A long probe with good optical specifications may still be difficult to push through a narrow path containing several bends.
The complete inspection geometry must therefore be evaluated before the final videoscope configuration is selected.
Frequently Asked Questions
What does a depth of field of 12–150 mm mean?
It means the camera is designed to produce an acceptably sharp image when the target is approximately 12 to 150 mm from the lens. Image quality within this range can still vary depending on illumination, surface condition and defect size.
Is a larger depth of field always better?
Not necessarily. A broad focus range is useful for general inspection, but a specialized close-focus lens may provide better detail in small bores or near-wall applications.
Why is the image blurred when the probe is close to the surface?
The target may be closer than the lens's minimum focusing distance. Moving the probe slightly away from the surface may improve clarity.

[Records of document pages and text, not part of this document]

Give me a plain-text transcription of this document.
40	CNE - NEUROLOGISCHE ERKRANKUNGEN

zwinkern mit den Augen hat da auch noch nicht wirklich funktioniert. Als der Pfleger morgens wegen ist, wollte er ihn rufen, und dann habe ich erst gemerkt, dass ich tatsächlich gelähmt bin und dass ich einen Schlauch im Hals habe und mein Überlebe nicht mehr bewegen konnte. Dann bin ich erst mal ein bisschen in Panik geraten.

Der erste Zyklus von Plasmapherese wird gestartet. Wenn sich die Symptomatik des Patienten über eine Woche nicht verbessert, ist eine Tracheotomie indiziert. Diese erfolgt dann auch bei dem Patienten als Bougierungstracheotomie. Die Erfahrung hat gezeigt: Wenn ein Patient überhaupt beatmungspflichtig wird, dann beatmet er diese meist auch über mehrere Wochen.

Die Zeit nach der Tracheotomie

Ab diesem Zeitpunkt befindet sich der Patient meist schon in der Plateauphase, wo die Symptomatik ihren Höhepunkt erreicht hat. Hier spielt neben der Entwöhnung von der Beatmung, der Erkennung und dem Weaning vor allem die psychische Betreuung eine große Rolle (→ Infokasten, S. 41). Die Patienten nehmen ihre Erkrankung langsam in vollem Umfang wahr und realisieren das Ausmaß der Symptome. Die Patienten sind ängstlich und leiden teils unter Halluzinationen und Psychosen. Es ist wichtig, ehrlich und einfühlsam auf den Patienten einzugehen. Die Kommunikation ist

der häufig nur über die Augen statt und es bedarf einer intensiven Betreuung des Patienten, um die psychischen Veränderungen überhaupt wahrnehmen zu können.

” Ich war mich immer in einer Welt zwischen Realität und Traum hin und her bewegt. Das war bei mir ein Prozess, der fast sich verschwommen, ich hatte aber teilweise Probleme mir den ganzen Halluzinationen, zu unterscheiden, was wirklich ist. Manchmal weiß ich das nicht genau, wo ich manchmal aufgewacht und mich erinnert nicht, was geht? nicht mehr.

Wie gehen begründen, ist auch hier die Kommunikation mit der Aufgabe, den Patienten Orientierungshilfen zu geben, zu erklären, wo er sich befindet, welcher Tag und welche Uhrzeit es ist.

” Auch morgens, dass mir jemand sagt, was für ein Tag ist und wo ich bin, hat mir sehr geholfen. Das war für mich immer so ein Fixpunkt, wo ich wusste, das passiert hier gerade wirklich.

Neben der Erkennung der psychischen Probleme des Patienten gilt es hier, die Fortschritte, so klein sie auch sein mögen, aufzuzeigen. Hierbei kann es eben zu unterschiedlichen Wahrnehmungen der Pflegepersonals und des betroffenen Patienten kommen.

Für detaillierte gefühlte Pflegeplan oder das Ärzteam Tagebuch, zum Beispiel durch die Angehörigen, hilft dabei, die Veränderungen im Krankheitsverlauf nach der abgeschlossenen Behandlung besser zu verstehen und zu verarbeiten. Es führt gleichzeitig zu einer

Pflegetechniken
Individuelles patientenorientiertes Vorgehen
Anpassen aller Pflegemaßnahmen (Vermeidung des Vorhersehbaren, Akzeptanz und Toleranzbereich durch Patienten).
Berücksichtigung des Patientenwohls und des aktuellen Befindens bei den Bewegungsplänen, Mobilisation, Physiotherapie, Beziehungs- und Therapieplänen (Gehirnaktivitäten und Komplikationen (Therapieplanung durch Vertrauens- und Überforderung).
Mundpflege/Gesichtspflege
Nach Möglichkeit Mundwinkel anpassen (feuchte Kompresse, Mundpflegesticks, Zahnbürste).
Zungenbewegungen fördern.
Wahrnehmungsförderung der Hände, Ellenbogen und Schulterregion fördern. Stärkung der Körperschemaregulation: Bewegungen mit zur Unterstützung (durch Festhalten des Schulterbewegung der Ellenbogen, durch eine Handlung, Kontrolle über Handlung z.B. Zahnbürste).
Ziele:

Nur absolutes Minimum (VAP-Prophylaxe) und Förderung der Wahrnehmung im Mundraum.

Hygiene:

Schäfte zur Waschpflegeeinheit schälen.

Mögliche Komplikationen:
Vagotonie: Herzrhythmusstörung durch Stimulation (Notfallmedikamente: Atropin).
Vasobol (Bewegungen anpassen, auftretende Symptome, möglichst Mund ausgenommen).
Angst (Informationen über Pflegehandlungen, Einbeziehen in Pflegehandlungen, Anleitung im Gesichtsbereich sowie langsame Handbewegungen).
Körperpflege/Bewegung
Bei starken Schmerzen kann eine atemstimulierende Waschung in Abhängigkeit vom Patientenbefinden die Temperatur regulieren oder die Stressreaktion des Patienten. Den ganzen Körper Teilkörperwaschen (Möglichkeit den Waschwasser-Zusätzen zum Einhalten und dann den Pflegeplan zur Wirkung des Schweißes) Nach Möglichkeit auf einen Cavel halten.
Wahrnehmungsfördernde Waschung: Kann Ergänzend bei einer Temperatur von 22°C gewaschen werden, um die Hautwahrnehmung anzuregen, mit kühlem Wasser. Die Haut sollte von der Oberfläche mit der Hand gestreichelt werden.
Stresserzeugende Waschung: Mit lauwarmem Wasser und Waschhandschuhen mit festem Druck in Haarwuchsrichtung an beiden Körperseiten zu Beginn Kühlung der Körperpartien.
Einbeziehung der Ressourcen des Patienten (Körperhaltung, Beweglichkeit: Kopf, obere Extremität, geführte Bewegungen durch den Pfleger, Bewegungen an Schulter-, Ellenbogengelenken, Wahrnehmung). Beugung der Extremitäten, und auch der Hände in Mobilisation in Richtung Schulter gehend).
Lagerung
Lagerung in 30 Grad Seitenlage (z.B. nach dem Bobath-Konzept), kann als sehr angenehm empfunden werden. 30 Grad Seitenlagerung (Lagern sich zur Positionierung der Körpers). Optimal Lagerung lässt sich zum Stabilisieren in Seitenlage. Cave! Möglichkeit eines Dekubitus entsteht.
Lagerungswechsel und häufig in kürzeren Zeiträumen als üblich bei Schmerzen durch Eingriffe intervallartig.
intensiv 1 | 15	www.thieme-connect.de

Can digital zoom solve a focusing problem?
No. Digital zoom enlarges the captured pixels but cannot restore optical detail lost because the target was out of focus.
Does a long focus range mean the videoscope can inspect a large pipe?
Not automatically. The target must also receive sufficient illumination. In a large pipe, the camera may need to be mechanically guided closer to the wall.
Do front-view and side-view cameras have the same depth of field?
Not always. Front-view and side-view cameras may use different lenses and working distances. Each viewing direction should be checked separately in the technical specification.
Which focus range is best for general industrial inspection?
A general-purpose range such as approximately 12–150 mm or 12–200 mm is suitable for many industrial applications. However, the exact probe should be selected according to access diameter, target distance, viewing direction and required defect detail.
Can one probe cover both overview and close-up inspection?
Many general-purpose probes can cover both tasks within certain limits. Highly demanding applications may require separate probes, interchangeable optical adapters or a specialized close-focus configuration.
Conclusion
Depth of field determines the distance range within which an industrial videoscope can produce a clear and useful inspection image.
Selecting the correct range requires more than comparing numbers in a specification table. The inspector must also consider access diameter, internal geometry, target distance, viewing direction, illumination, defect size, probe length and surface condition.
For small bores and near-wall inspection, a close-focus probe may be essential. For general maintenance, turbines, gearboxes, pipes and industrial equipment, a broader general-purpose focus range is often more practical.
In large cavities, illumination can become more important than the nominal maximum focusing distance.
The best videoscope configuration is the one that matches the actual inspection task, rather than simply the probe with the smallest diameter, highest resolution or widest published depth of field.